Au Sénégal, le Conseil constitutionnel a déclaré la loi qui reporte la présidentielle au 15 décembre 2024 contraire à la Constitution et annule le décret du président Macky Sall qui annulait l’élection du 25 février.
C’est une décision historique tant le report de la présidentielle est à l’origine d’une crise politique majeure et inédite au Sénégal. Ce jeudi, le Conseil constitutionnel a tranché et a jugé contraire à la Constitution la loi qui reporte la présidentielle au 15 décembre. Dans cette même décision, il a annulé le décret du président Macky Sall qui annulait la convocation du corps électoral pour le 25 février.
► La décision de la Cour constitutionnelle, à lire ici
En clair, en reportant la présidentielle au 15 décembre, le président resterait au pouvoir au-delà de son mandat qui se termine le 2 avril. Un fait impossible, selon le Conseil constitutionnel, du fait de ce verrou.
« C’est une décision qui réhabilite l’image de la démocratie au Sénégal »
« On avait hâte d’entendre la loi ! », ont réagi les Sénégalais interrogés dans la rue à Dakar qui se réjouissent que le Conseil constitutionnel ait fait « son travail ».
«C’est le droit qui a été dit et on s’en réjouit !»
« C’est une décision qui réhabilite l’image de la démocratie au Sénégal », a réagi Aminata Touré, ex-Première ministre dont la candidature à la présidentielle n’a pas été validée. Selon elle, cette décision « tout à fait normale », « était attendue par tous les Sénégalais et les amis du Sénégal » et elle « remet le Sénégal dans son chemin habituel qu’on aurait jamais dû quitter ». « Les violations étaient tellement flagrantes que le Conseil constitutionnel est venu mettre un terme à tout ça », ajoute-t-elle.
… les violations de la loi par le président Macky Sall et par le Parlement du Sénégal avaient atteint un tel niveau que tous les démocrates étaient épouvantés, donc cette décision du Conseil constitutionnel est tout à fait normale. Elle était attendue par tous les Sénégalais et tous les amis du Sénégal. Et cette décision remet le Sénégal dans son chemin habituel qu’on n’aurait jamais dû quitter, au fond. On n’a jamais vu, dans le Sénégal moderne, une élection présidentielle être reportée dix heures avant la campagne électorale… Mais les violations étaient tellement flagrantes que le Conseil constitutionnel est venu mettre un terme à tout ça, donc on va revenir à la norme sénégalaise, démocratique.
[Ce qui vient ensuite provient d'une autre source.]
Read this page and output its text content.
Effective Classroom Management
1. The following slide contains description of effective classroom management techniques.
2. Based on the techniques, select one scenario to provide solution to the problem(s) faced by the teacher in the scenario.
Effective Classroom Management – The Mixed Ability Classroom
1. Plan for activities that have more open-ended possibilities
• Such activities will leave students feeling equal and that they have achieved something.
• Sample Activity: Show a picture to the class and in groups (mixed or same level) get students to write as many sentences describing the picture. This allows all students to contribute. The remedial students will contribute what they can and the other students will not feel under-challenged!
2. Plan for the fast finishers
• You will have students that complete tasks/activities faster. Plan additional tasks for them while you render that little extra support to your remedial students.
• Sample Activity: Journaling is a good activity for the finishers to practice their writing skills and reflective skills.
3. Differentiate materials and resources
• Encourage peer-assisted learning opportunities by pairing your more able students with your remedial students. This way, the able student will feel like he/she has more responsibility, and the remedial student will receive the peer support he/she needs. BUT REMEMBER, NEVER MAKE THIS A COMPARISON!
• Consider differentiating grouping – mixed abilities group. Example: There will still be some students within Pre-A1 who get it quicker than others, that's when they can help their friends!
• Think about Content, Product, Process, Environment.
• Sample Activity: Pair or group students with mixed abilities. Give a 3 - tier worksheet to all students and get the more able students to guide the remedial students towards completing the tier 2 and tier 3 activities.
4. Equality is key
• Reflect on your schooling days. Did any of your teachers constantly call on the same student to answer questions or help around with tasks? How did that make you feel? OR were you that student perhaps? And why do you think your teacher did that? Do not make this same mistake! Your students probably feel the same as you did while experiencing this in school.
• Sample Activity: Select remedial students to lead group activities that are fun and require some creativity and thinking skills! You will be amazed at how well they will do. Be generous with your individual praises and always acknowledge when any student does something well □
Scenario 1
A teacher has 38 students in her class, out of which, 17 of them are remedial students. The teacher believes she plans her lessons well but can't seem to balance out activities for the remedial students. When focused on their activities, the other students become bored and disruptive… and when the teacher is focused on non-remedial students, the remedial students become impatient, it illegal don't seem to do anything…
On ira à l’élection que j’espère libre et transparente.
Aminata Touré : «Le Conseil constitutionnel est venu réconcilier les Sénégalais avec leur culture démocratique, et c’est une bonne chose»
Le Conseil constitutionnel est un « garde-fou » qui a joué son rôle, selon l’ancien ministre Aly Ngouille Ndiaye, candidat à la présidentielle, qui se déclare satisfait de cette décision, mais pas surpris.
Aly Ngouille Ndiaye: il va falloir des concertations pour l’organisation du nouveau scrutin présidentiel
« Le président Macky Sall a cru, comme beaucoup de présidents africains, qu’il pouvait violer la Constitution en toute impunité, tacle Thierno Alassane Fall, autre candidat à la présidentielle, c’est une étape cruciale de notre démocratie qui vient d’être franchie.»
Thierno Alassane Sall: «Je crois que désormais, cette question de vouloir torpiller la Constitution à tout bout de champ (est) derrière nous»
« Nous avons fait toutes les saisines au niveau du Conseil constitutionnel, mais également au niveau de la Cour suprême, pour que le décret illégal de Macky Sall soit cassé, et c’est ce qu’il vient de se passer, se réjouit Cheikh Tidiane Dieye, candidat à l’élection présidentielle, joint au téléphone par Magali Lagrange. Ça montre que le peuple sénégalais, qui s’est dressé comme un seul homme devant un Macky Sall, mérite d’être applaudi. Cela montre également que notre pays possède encore des ressorts solides qui viennent d’être activés au plan institutionnel et légal. . Ça montre que le peuple sénégalais, qui s’est dressé comme un seul homme devant un Macky Sall, mérite d’être applaudi. Cela montre également que notre pays possède encore des ressorts solides qui viennent d’être activés au plan institutionnel et légal.»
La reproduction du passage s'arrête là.